Mycroft locked the letters in his safe, then he sat in his armchair downstairs for half an hour, drinking a shot of whisky, because even though Sherlock was wrecked, he still knew exactly what he was going to find up there.

He eventually set his glass down, switched off the lights, and ascended to the upper level of the house, that unsettling sensation still fluttering in his belly. As expected, Sherlock had showered, towelled off, dropped all his clothes and the bathrobe on the floor of Mycroft's bedroom, and was now sprawled across Mycroft's bed. His damp hair was spreading a wet patch over one of the pillows, a set of pyjamas he’d pulled out of the wardrobe was untidily abandoned atop the duvet, and he was bare under the covers, asleep.

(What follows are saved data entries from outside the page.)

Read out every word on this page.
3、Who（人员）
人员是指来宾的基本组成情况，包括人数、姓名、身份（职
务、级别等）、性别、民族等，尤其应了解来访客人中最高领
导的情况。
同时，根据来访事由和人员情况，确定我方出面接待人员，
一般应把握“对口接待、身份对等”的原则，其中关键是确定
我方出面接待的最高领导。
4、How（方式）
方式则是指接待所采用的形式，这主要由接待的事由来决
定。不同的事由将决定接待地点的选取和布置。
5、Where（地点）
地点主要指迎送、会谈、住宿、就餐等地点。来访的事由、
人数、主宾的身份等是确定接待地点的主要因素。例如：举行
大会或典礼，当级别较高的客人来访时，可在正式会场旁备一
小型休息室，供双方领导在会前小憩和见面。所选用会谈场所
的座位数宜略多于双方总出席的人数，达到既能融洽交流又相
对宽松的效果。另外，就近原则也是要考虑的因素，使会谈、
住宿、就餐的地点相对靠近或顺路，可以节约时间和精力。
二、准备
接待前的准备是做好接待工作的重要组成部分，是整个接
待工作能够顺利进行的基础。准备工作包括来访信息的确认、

Mycroft stood beside the bed in the demi-darkness for long minutes, watching him by the light from the passageway beyond the room, until Sherlock stirred. 

“Mmph… didn’t mean to drift off… we haven’t had our discussion yet.”

Mycroft shook his head. “Not now. You’re exhausted.”

“Not so exhausted that I can’t negotiate.”

“Not with _me_ , when you’re not at your best. You know I’d take full, disgusting advantage of you.”

“I was rather hoping you would.”

“I’ll leave you to your rest,” Mycroft said abruptly. “You need it.”

“Lie down with me.”

“No.”

“I won’t touch you without your permission.”

“I’m not certain that either of us has a particularly good grasp of what constitutes permission from the other.”

“Lie here with me, anyway.”

“Put on some clothes.”

“Will it make any difference?”

“Perhaps _you_ should tell me if it will.”

Gazing up at him, Sherlock murmured: “We have enough to consider that one layer more or less of clothing barely constitutes a drop in the bucket.”

Sherlock moved over to one side of the bed, and Mycroft exhaled in resignation. Shedding his dressing gown but keeping his pyjamas on, he got into bed, turning to face the one against whom he had no sense of self-preservation.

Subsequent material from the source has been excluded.